CB8 Hearing: 08/17/15 (Disapproved)
LPC Hearing: 09/08/15 (Laid over); 02/02/16 (No Action)
LPC Meeting: 04/12/16 (Approved with Modifications)
890 Park Avenue deserves recognition as an important example of the early built history of Park Avenue and the Upper East Side. It explicitly demonstrates the widening of Park Avenue with its cut stoop and a relic of an old doorway suspended above the existing entry. The house and adjacent buildings illustrate the two major patterns of housing development on the corridor.
The applicant’s proposal to construct a large, glass and metal penthouse atop the building is therefore inappropriate. Not only will its size dwarf the delicate Queen Anne style building, but the materials and design read as institutional, and detract from its overall character. While we understand the desire to create lighter spaces within, the excessive transparency raises concerns about privacy and light pollution.

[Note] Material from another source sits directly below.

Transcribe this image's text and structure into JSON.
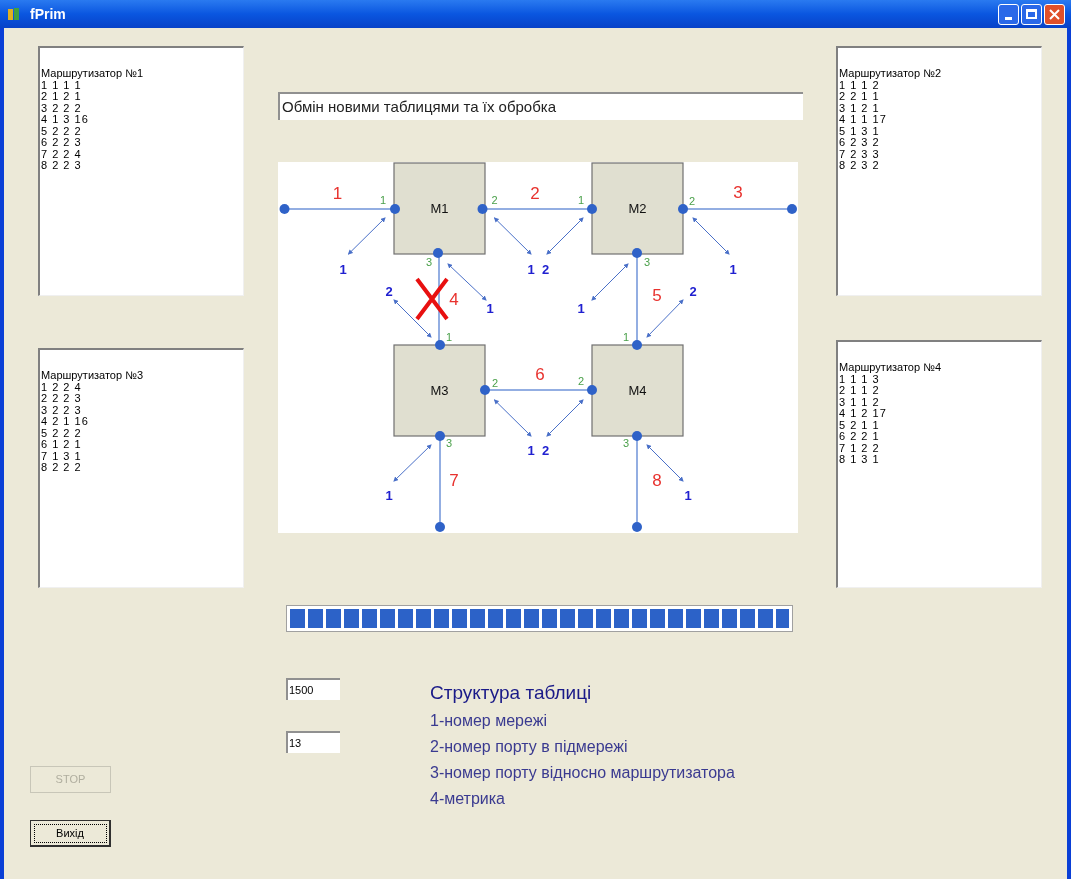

Aside from the penthouse, we commend the sensitive restoration work to be undertaken on the front façade. The Committee discussed at length the treatment of the entryway, specifically whether the metal and frosted glass are appropriate in the context of the bold rusticated brownstone at the base. Most felt that a contemporary wooden door would be preferable, and would help mediate the old and new.

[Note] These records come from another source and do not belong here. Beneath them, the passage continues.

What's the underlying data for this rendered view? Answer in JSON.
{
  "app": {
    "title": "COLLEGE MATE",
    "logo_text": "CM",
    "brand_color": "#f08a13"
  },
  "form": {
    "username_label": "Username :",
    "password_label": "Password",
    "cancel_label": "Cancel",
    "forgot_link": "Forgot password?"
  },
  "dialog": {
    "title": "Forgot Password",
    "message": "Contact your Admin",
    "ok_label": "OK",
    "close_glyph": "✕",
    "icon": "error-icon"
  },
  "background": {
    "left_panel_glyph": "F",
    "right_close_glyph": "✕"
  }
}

As one of the few remaining holdouts of Park Avenue’s early history, this property deserves extra tact and careful design if alterations are to be undertaken. As proposed, the rooftop addition is simply too large and too transparent. For these reasons, the Preservation Committee at FRIENDS recommends that the Commission deny this application.
This updated proposal at 890 Park Avenue is a significant improvement over the last version of the design, which was far too large and inappropriate for the building. The restoration and improvement to the principal facade are welcomed, and will help to revive this unique Queen Anne relic. In response to the last proposal, some of our Preservation Committee members felt that the single pane frosted glass front door was inappropriate, but the new design incorporates a more traditional divided-light door, which we appreciate. The rear elevation remains problematic, as its erratic fenestration and varied window types prevents it from having a cohesive appearance.

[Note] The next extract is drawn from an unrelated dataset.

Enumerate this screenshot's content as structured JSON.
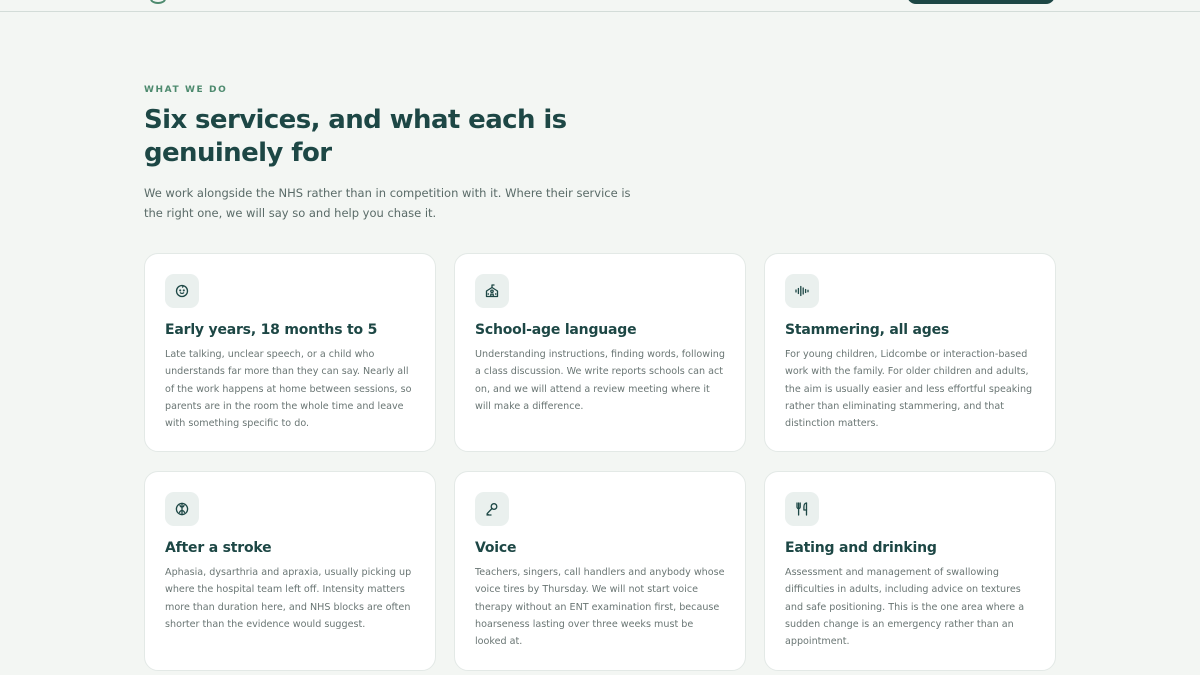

Despite these improvements on the facade, the current rooftop proposal should be smaller in size. The first row of clerestory windows is acceptable, but what is above this row is problematic. The glass terrace railing and tall glass living room wall are much too visible and out-of-context for this delicate Queen Anne building. This wall of glass towards the rear of the addition will emit too much light at night, and will essentially turn the top of the building into a lightbox. Although the scale of the overall design is an improvement over the last proposal, we urge the Commission to work with the architect to create a more contextual, discreet rooftop addition.